I loved pretty much everything about Mad Max, in particular the way the movie methodically dismantles all the “lone wolf”-cop clichés. Even though that meant that the film ends on one of hell of a sad note.

madmax

[SPOILERS]

Max is introduced like the quintessential hero cop: dressed all in black and leather, he drives alone where everybody else drives in pars, his car has another job description than the others, he is calm where everybody else is excited. In very few strokes this image gets build up, of Max as a cool hero like we’ve seen many times before, heightened by the fact that it takes a while until we actually get to see his face.

Then we see his face – and he is incredibly young and pretty baby-faced. Then we realize that he has a partner he likes to work with. We see that he has a family – a family with whom he is warm, emotional, vulnerable, accessible and caring, even when that isn’t always easy for him. Max talks about being afraid to become one of the bad guys and gets the fuck out before that can happen – or tries to.

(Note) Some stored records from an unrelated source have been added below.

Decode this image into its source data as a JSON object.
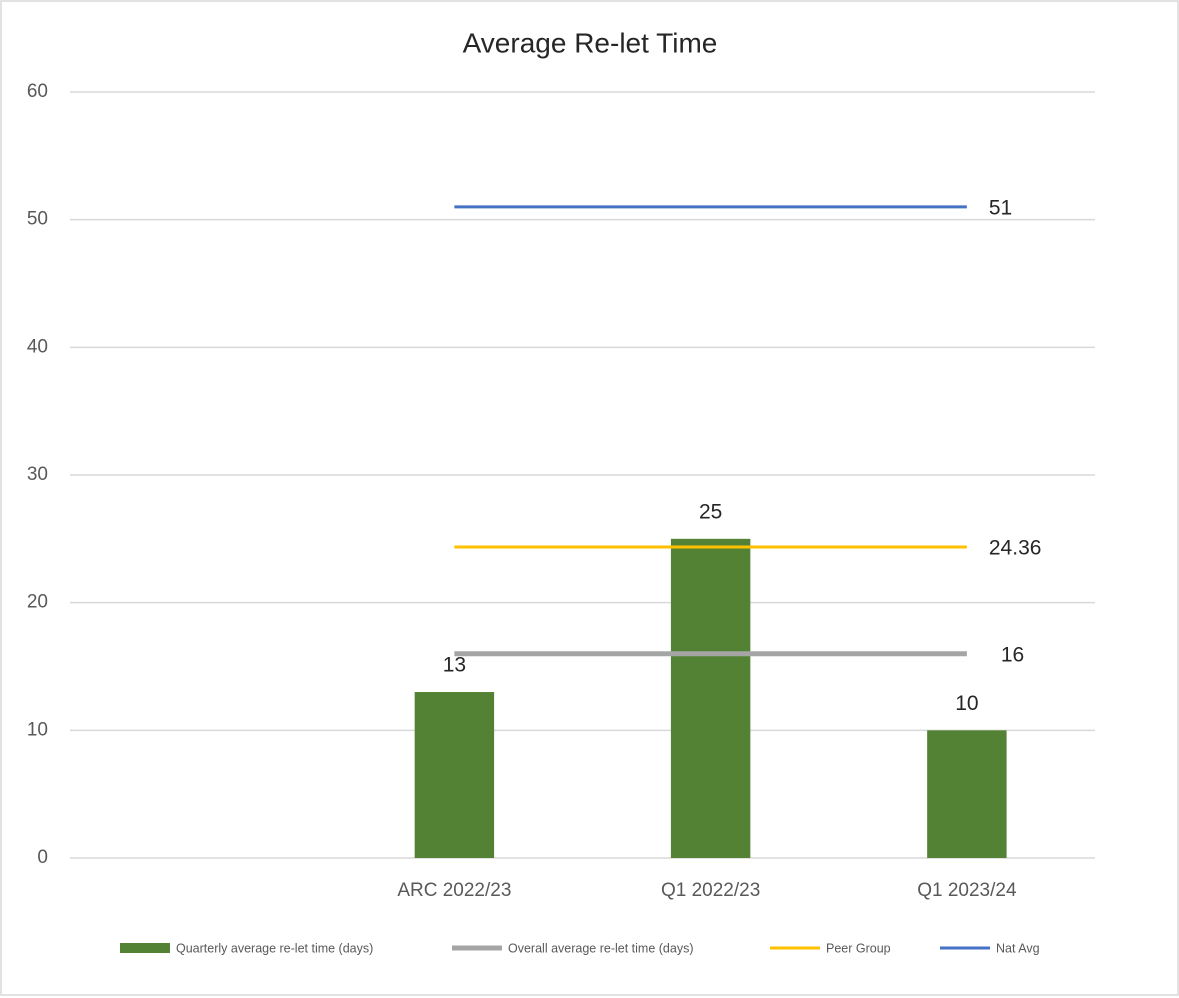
{
  "chart_data": {
    "type": "combo",
    "title": "Average Re-let Time",
    "categories": [
      null,
      "ARC 2022/23",
      "Q1 2022/23",
      "Q1 2023/24"
    ],
    "series": [
      {
        "name": "Quarterly average re-let time (days)",
        "type": "bar",
        "color": "#548235",
        "values": [
          null,
          13,
          25,
          10
        ]
      },
      {
        "name": "Overall average re-let time (days)",
        "type": "line",
        "color": "#a5a5a5",
        "line_width": 5,
        "values": [
          null,
          16,
          16,
          16
        ]
      },
      {
        "name": "Peer Group",
        "type": "line",
        "color": "#ffc000",
        "line_width": 3,
        "values": [
          null,
          24.36,
          24.36,
          24.36
        ]
      },
      {
        "name": "Nat Avg",
        "type": "line",
        "color": "#4472c4",
        "line_width": 3,
        "values": [
          null,
          51,
          51,
          51
        ]
      }
    ],
    "ylim": [
      0,
      60
    ],
    "yticks": [
      0,
      10,
      20,
      30,
      40,
      50,
      60
    ],
    "grid": true,
    "legend": "bottom"
  }
}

Bit by bit, that cold hero image from the beginning is dismantled and turned on its head and Max becomes even better for it.

madmax1And then his life is ripped apart when the Toecutter kills Jessie and his kid (in one of the most forgivable instances of fridging I have ever seen – because Jessie continuously puts up a fight and because that happens surprisingly late into the film). And not only his life gets destroyed, Max himself doesn’t actually survive it. Instead of his wife’s death being the starting point for Max becoming a superhuman hero who obliterates the bad guys and thus makes the world a better place again, Jessie’s death is the beginning of the end of Max the warm man who tries to do right by everyone – a transformation that is completed at the end of the film, when Max has successfully destroyed the gang and its members and there is still no justice or satisfaction, there is just sadness and emptiness where before was love and a complete human being.

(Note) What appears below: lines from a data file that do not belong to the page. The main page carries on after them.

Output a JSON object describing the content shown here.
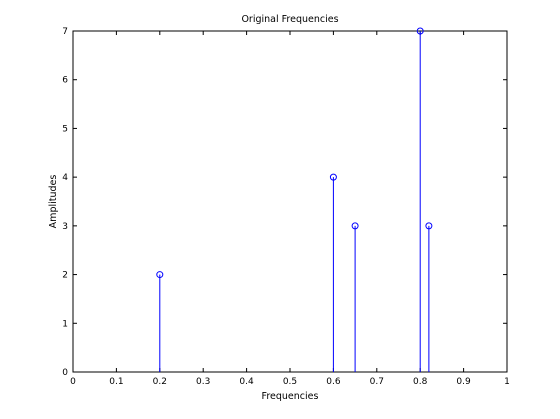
{
  "chart_data": {
    "type": "stem",
    "title": "Original Frequencies",
    "xlabel": "Frequencies",
    "ylabel": "Amplitudes",
    "xlim": [
      0,
      1
    ],
    "ylim": [
      0,
      7
    ],
    "xticks": [
      0,
      0.1,
      0.2,
      0.3,
      0.4,
      0.5,
      0.6,
      0.7,
      0.8,
      0.9,
      1
    ],
    "xtick_labels": [
      "0",
      "0.1",
      "0.2",
      "0.3",
      "0.4",
      "0.5",
      "0.6",
      "0.7",
      "0.8",
      "0.9",
      "1"
    ],
    "yticks": [
      0,
      1,
      2,
      3,
      4,
      5,
      6,
      7
    ],
    "ytick_labels": [
      "0",
      "1",
      "2",
      "3",
      "4",
      "5",
      "6",
      "7"
    ],
    "grid": false,
    "series": [
      {
        "x": [
          0.2,
          0.6,
          0.65,
          0.8,
          0.82
        ],
        "values": [
          2,
          4,
          3,
          7,
          3
        ],
        "color": "#0000ff",
        "marker": "circle"
      }
    ]
  }
}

With a story like that you got me, even if I don’t care very much for car chases and even though the sound mixing wasn’t very good, leaving the dialogues too low and the motors way too loud. Those are just minor details in a fantastic piece of cinema and story telling.

madmax2Summarizing: Loved it.

10 comments

  1. Apart from the clichéd and very 80s depiction of the bad guys (Hey, look, it’s a punk-loving, leather wearing biker gang! It clearly must be the end of the world!), I really like it too. Also, the death of his wife and his child are so extremely well shot, with the gang closing in on them, and then the slow-mo of the… toy? shoe? whatever it was… slowly tumbling along the road. Absolutely perfect.

    • I didn’t mind the depiction of the biker gang – they were just so wonderfully unhinged. But I see your point- a little more nuance would have probably gone a long way.
      Absolutely agree about that scene.